Each of these worry spots can come with a costly repair or replacement price tag. So where are you going to get the greenbacks to pay for these priorities? If you lack the savings or emergency funds for a sudden or planned fix-it project, don’t panic: You can likely borrow the money via a number of different options available to homeowners who qualify.
A home equity line of credit, or HELOC. This equates to a second mortgage that is secured by using your property as collateral. Instead of getting a lump sum payment upfront, you can use it as a revolving line of credit with an adjustable interest rate (often based on the prime rate), plus a margin. With a HELOC, you borrow only the money you need at the time you need it and start paying it back only when you have a balance owed. Interest doesn’t begin to accrue until you draw down on the line of credit. They can be quicker and easier to secure than other financing options. With these, fewer lending restrictions apply and the interest charged may be tax deductible.
A home equity loan. This option also uses your home equity as collateral, and is considered a second mortgage but with a shorter (for example, five to 15 years) term than your first mortgage. Most home equity loans offer a fixed rate, although adjustable-rate options are available. Like a HELOC, the interest charged may be tax-deductible, but you must start paying off the loan immediately every month.
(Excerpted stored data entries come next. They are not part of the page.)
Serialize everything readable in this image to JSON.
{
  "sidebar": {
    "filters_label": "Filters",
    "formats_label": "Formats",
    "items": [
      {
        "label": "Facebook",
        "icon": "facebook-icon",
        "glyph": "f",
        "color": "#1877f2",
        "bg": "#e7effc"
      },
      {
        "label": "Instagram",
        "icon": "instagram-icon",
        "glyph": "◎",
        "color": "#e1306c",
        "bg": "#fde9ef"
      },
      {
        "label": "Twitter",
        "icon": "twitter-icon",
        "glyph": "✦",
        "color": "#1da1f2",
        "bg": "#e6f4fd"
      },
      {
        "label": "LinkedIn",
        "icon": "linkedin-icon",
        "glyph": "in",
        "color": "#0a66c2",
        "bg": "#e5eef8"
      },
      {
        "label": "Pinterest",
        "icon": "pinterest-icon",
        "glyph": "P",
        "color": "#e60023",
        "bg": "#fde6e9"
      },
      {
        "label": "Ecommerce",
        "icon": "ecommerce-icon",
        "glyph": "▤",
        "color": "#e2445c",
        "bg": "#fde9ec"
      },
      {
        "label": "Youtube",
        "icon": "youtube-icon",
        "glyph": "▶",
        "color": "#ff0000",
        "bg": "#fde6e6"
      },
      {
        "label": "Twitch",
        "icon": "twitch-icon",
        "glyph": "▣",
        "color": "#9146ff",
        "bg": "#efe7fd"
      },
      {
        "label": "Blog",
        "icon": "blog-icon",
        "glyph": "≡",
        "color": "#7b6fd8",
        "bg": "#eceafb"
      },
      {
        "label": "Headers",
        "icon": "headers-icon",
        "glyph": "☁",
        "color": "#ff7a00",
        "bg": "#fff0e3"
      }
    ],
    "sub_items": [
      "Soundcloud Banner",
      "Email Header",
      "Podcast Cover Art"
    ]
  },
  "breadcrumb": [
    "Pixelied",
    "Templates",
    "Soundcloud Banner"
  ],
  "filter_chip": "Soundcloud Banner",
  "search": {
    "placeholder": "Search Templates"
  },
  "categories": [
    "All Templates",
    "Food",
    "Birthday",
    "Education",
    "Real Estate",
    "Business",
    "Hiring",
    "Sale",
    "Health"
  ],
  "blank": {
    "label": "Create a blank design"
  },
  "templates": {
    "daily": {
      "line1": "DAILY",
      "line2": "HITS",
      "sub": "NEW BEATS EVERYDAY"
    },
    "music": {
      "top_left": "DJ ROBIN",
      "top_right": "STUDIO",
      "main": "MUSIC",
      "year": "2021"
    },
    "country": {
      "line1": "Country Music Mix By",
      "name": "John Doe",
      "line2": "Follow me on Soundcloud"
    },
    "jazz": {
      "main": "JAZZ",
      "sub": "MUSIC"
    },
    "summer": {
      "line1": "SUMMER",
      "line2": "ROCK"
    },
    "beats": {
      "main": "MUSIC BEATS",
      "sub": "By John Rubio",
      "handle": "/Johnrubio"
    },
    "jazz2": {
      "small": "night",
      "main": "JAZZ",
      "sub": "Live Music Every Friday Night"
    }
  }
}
This requires borrowing all the money in a lump sum, which may not be best for projects where the costs are incurred in stages. But there is the certainty of a fixed rate and monthly payment.
A cash-out refi. This involves refinancing your existing mortgage loan and taking out equity at closing in the form of a lump sum cash payment that you can use for home improvements. You can reset to another fixed-rate loan, usually for anywhere between 10 and 30 years, and take advantage of a typically lower rate than you get with a HELOC or home equity loan. But the closing process can be expensive and lengthy. By resetting your loan, you may be adding extra years to the term until it’s paid off.
A personal loan. This can be handy if you’ve not earned enough equity in your home to qualify for options #1-3. A personal loan is an unsecured signature loan that doesn’t require using your home as collateral. It can be relatively easy to qualify for a personal loan. However, you’ll be charged a higher interest rate than you would for the first three options.
For borrowers with good credit, personal loan rates are competitive, and money can be in your account in a matter of days. But you borrow a lump sum and are locked into monthly payments for the term of the loan.
One or more credit cards. Most credit cards charge exorbitant interest rates and aren’t good options for fix-it financing. But some credit cards don’t charge interest for a set period.
“There are credit cards that have 0% APR for 12, 15 and even 18 months. That allows you to knock all or most of the payment out before interest arises,” says Joseph Polakovic, of Castle West Financial. “Let’s say your project cost is $15,000, and you can save $1,000 per month. In this case, opening a new credit card can make sense if you qualify for a $15,000 limit.”
Before committing to any of these choices, it’s really important to plan the project, get an idea of the costs and think about how you’ll pay back what you borrow before beginning the work. Waiting until the work has started will limit your options significantly.